À très court terme, l’adoption du budget. J’ai aussi promis de construire une palestre sportive, un projet de plus de 8 M$, qui demande du temps et un cheminement particulier. J’entends donc m’y consacrer.

On dit souvent que le premier mandat permet de comprendre l’appareil gouvernemental, et que le second est celui des réalisations. Dans votre cas, il s’agirait d’un quatrième mandat consécutif… Vos commentaires à ce sujet.

Lors de mon arrivée en poste, en 2005, j’étais préparé. Mes études et mon expérience en droit administratif et municipal m’ont permis de saisir les dossiers et les enjeux municipaux en six mois. Mon premier mandat a porté sur l’assainissement des finances publiques, et ce bien que j’étais dans un conseil minoritaire.
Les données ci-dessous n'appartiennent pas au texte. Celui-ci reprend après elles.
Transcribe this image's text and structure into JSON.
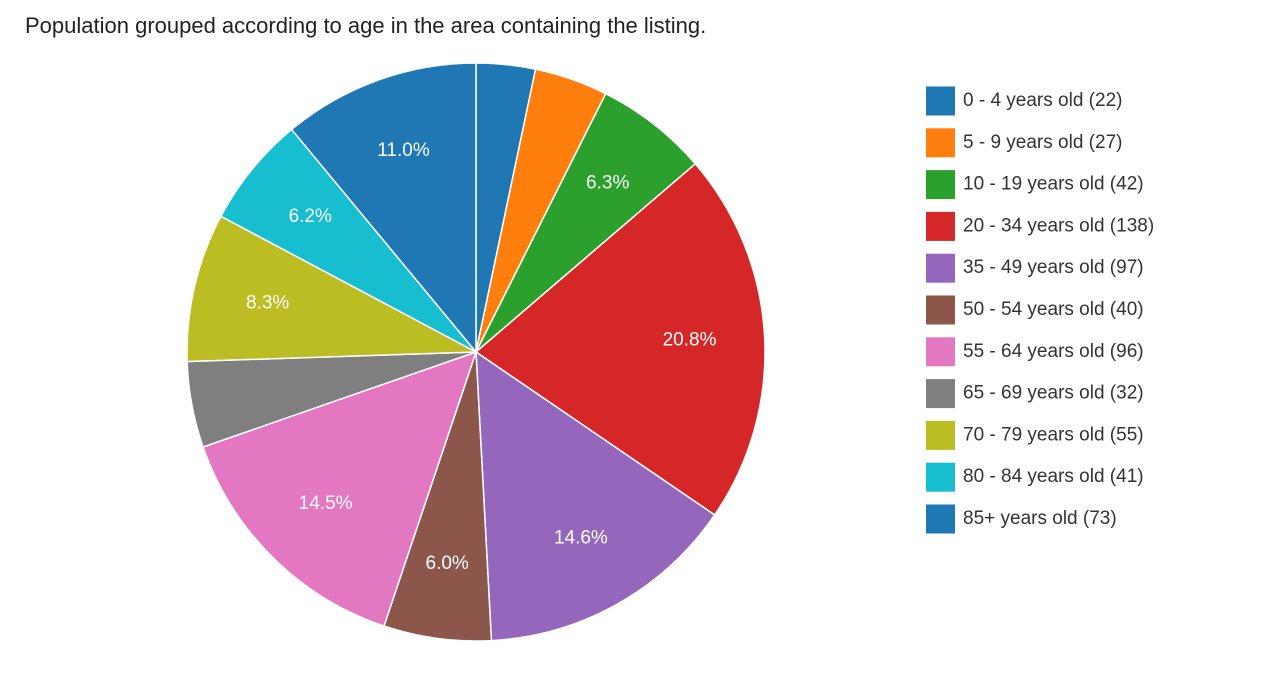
{
  "chart_data": {
    "type": "pie",
    "title": "Population grouped according to age in the area containing the listing.",
    "categories": [
      "0 - 4 years old (22)",
      "5 - 9 years old (27)",
      "10 - 19 years old (42)",
      "20 - 34 years old (138)",
      "35 - 49 years old (97)",
      "50 - 54 years old (40)",
      "55 - 64 years old (96)",
      "65 - 69 years old (32)",
      "70 - 79 years old (55)",
      "80 - 84 years old (41)",
      "85+ years old (73)"
    ],
    "values": [
      3.3,
      4.1,
      6.3,
      20.8,
      14.6,
      6.0,
      14.5,
      4.8,
      8.3,
      6.2,
      11.0
    ],
    "value_labels": [
      null,
      null,
      "6.3%",
      "20.8%",
      "14.6%",
      "6.0%",
      "14.5%",
      null,
      "8.3%",
      "6.2%",
      "11.0%"
    ],
    "colors": [
      "#1f77b4",
      "#ff7f0e",
      "#2ca02c",
      "#d62728",
      "#9467bd",
      "#8c564b",
      "#e377c2",
      "#7f7f7f",
      "#bcbd22",
      "#17becf",
      "#1f77b4"
    ],
    "legend": "right"
  }
}
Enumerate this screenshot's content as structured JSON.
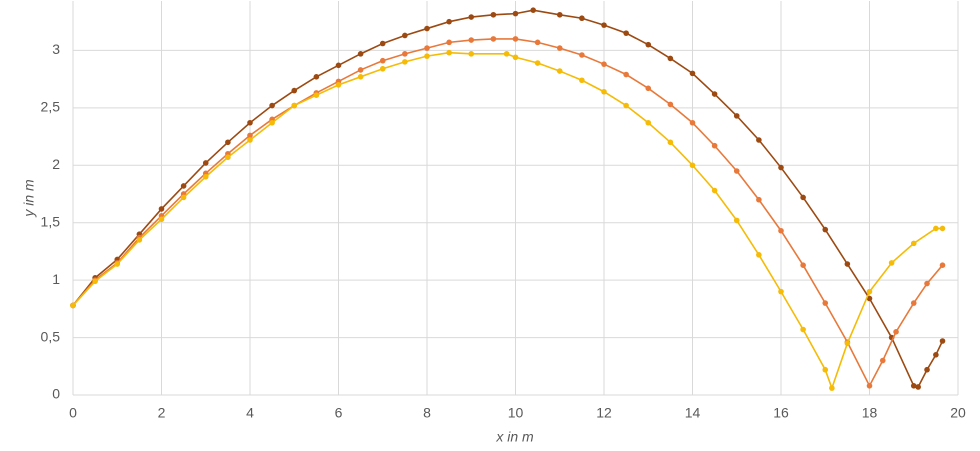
{
  "chart_data": {
    "type": "line",
    "x_label": "x in m",
    "y_label": "y in m",
    "xlim": [
      0,
      20
    ],
    "xticks": [
      0,
      2,
      4,
      6,
      8,
      10,
      12,
      14,
      16,
      18,
      20
    ],
    "ylim": [
      0,
      3.43
    ],
    "yticks": [
      0,
      {
        "value": 0.5,
        "label": "0,5"
      },
      1,
      {
        "value": 1.5,
        "label": "1,5"
      },
      2,
      {
        "value": 2.5,
        "label": "2,5"
      },
      3
    ],
    "grid": true,
    "markers": true,
    "series": [
      {
        "color": "#9c4a12",
        "x": [
          0,
          0.5,
          1,
          1.5,
          2,
          2.5,
          3,
          3.5,
          4,
          4.5,
          5,
          5.5,
          6,
          6.5,
          7,
          7.5,
          8,
          8.5,
          9,
          9.5,
          10,
          10.4,
          11,
          11.5,
          12,
          12.5,
          13,
          13.5,
          14,
          14.5,
          15,
          15.5,
          16,
          16.5,
          17,
          17.5,
          18,
          18.5,
          19,
          19.1,
          19.3,
          19.5,
          19.65
        ],
        "values": [
          0.78,
          1.02,
          1.18,
          1.4,
          1.62,
          1.82,
          2.02,
          2.2,
          2.37,
          2.52,
          2.65,
          2.77,
          2.87,
          2.97,
          3.06,
          3.13,
          3.19,
          3.25,
          3.29,
          3.31,
          3.32,
          3.35,
          3.31,
          3.28,
          3.22,
          3.15,
          3.05,
          2.93,
          2.8,
          2.62,
          2.43,
          2.22,
          1.98,
          1.72,
          1.44,
          1.14,
          0.84,
          0.5,
          0.08,
          0.07,
          0.22,
          0.35,
          0.47
        ]
      },
      {
        "color": "#e8793a",
        "x": [
          0,
          0.5,
          1,
          1.5,
          2,
          2.5,
          3,
          3.5,
          4,
          4.5,
          5,
          5.5,
          6,
          6.5,
          7,
          7.5,
          8,
          8.5,
          9,
          9.5,
          10,
          10.5,
          11,
          11.5,
          12,
          12.5,
          13,
          13.5,
          14,
          14.5,
          15,
          15.5,
          16,
          16.5,
          17,
          17.5,
          18,
          18.3,
          18.6,
          19,
          19.3,
          19.65
        ],
        "values": [
          0.78,
          1.0,
          1.15,
          1.37,
          1.56,
          1.75,
          1.93,
          2.1,
          2.26,
          2.4,
          2.52,
          2.63,
          2.73,
          2.83,
          2.91,
          2.97,
          3.02,
          3.07,
          3.09,
          3.1,
          3.1,
          3.07,
          3.02,
          2.96,
          2.88,
          2.79,
          2.67,
          2.53,
          2.37,
          2.17,
          1.95,
          1.7,
          1.43,
          1.13,
          0.8,
          0.46,
          0.08,
          0.3,
          0.55,
          0.8,
          0.97,
          1.13
        ]
      },
      {
        "color": "#f5bb05",
        "x": [
          0,
          0.5,
          1,
          1.5,
          2,
          2.5,
          3,
          3.5,
          4,
          4.5,
          5,
          5.5,
          6,
          6.5,
          7,
          7.5,
          8,
          8.5,
          9,
          9.8,
          10,
          10.5,
          11,
          11.5,
          12,
          12.5,
          13,
          13.5,
          14,
          14.5,
          15,
          15.5,
          16,
          16.5,
          17,
          17.15,
          17.5,
          18,
          18.5,
          19,
          19.5,
          19.65
        ],
        "values": [
          0.78,
          0.99,
          1.14,
          1.35,
          1.53,
          1.72,
          1.9,
          2.07,
          2.22,
          2.37,
          2.52,
          2.61,
          2.7,
          2.77,
          2.84,
          2.9,
          2.95,
          2.98,
          2.97,
          2.97,
          2.94,
          2.89,
          2.82,
          2.74,
          2.64,
          2.52,
          2.37,
          2.2,
          2.0,
          1.78,
          1.52,
          1.22,
          0.9,
          0.57,
          0.22,
          0.06,
          0.45,
          0.9,
          1.15,
          1.32,
          1.45,
          1.45
        ]
      }
    ]
  }
}
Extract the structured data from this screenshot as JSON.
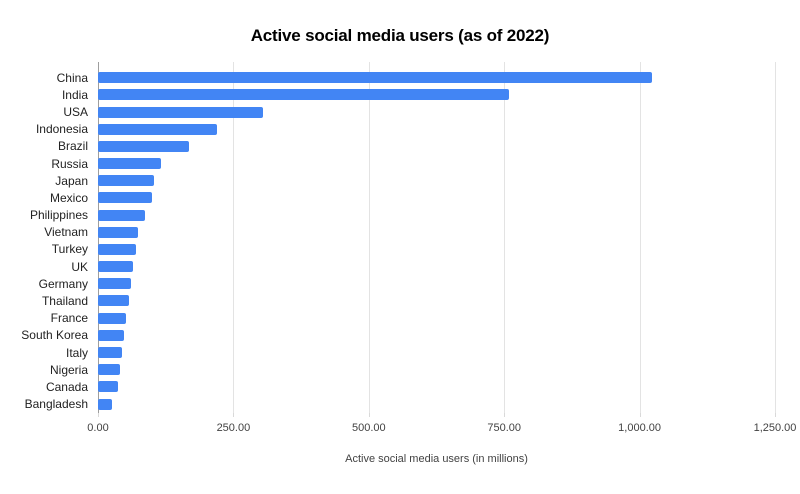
{
  "chart_data": {
    "type": "bar",
    "orientation": "horizontal",
    "title": "Active social media users (as of 2022)",
    "xlabel": "Active social media users (in millions)",
    "ylabel": "",
    "categories": [
      "China",
      "India",
      "USA",
      "Indonesia",
      "Brazil",
      "Russia",
      "Japan",
      "Mexico",
      "Philippines",
      "Vietnam",
      "Turkey",
      "UK",
      "Germany",
      "Thailand",
      "France",
      "South Korea",
      "Italy",
      "Nigeria",
      "Canada",
      "Bangladesh"
    ],
    "values": [
      1022,
      758,
      305,
      219,
      168,
      117,
      103,
      100,
      86,
      74,
      70,
      64,
      61,
      58,
      52,
      48,
      45,
      40,
      37,
      26
    ],
    "xlim": [
      0,
      1250
    ],
    "xticks": [
      0,
      250,
      500,
      750,
      1000,
      1250
    ],
    "xtick_labels": [
      "0.00",
      "250.00",
      "500.00",
      "750.00",
      "1,000.00",
      "1,250.00"
    ],
    "grid": "vertical-only",
    "legend": "none",
    "colors": {
      "bar": "#4285F4",
      "gridline": "#e3e3e3",
      "axis_line": "#9e9e9e",
      "title_text": "#000000",
      "category_text": "#222222",
      "tick_text": "#424242",
      "background": "#ffffff"
    }
  }
}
Au cours du second mandat, les réalisations sont arrivées, notamment la construction d’un complexe sportif incluant trois glaces à Chambly. Un second mandat au cours duquel j’ai dû combattre un cancer, plus précisément en 2010 et 2011. En 2013, j’avais annoncé la construction du Pôle du savoir, projet dont la construction a officiellement débuté il y a 10 jours.

Quelle est votre perception actuelle du développement de Chambly?     

La ville a atteint une certaine maturité, notamment en matière de construction résidentielle. Et il n’y aura pas de nouveau dézonage. Pourquoi? Parce qu’à partir de 2020, le Québec sera en décroissance démographique, et que la pression de construire dans la grande région métropolitaine ne sera plus là. C’est pourquoi, au cours des deux derniers mandats, nous avons travaillé sur la réduction de la dette. Vous savez, 82 % d’un budget municipal est conventionné. À ce niveau, tout le monde peut gérer. C’est le 18 % restant qui permet les projets et les prises de décision. En 2005, 23 cents de chaque dollar allait au service de la dette. Il sera maintenant question de 15 cents. Cette marge de manœuvre fait la différence : nous venons de lancer le Pacte des Patriotes et le Pôle du savoir, respectivement évalués à 5,4 M$ et 10 M$, sans endettement.

Parlez-nous de votre vision du secteur communautaire?

Dans une ville telle que Chambly, la qualité de vie est directement tributaire de l’implication des bénévoles, et ce tant au plan humanitaire que sportif. Le local de la bibliothèque, qui sera installée dans les aires du Pôle du savoir, sera offert au secteur communautaire. Qui pourra l’utiliser pour y tenir des réunions et des activités.

Quelles sont les perspectives de développement commercial et industriel?

En 2005, on croyait que les fuites économiques à Chambly se situaient à environ 60 %. Une étude commandée à Géocom a établi qu’il était plutôt question de 86 %. Énorme. Nous avons donc établi une stratégie qui porte ses fruits. Par exemple, 80 % des gens qui réservent du temps de glace à Chambly viennent de St-Jean-sur-Richelieu. Ils se déplacent et consomment ici. Nous développons actuellement un autre axe commercial autour du nouveau quartier avec Isatis, IGA, Canadian Tire. Il  reste des terrains pour d’autres commerces de proximité. Dans le parc industriel, nous venons de libérer 3 millions de pieds carrés pour y recevoir des industries. Chambly s’intéresse particulièrement aux entreprises de haute technologie. Entre autres, KTM vient d’ailleurs de s’y installer. Nous travaillons aussi avec St-Jean-sur-Richelieu pour le projet de Réseau électrique métropolitain (REM).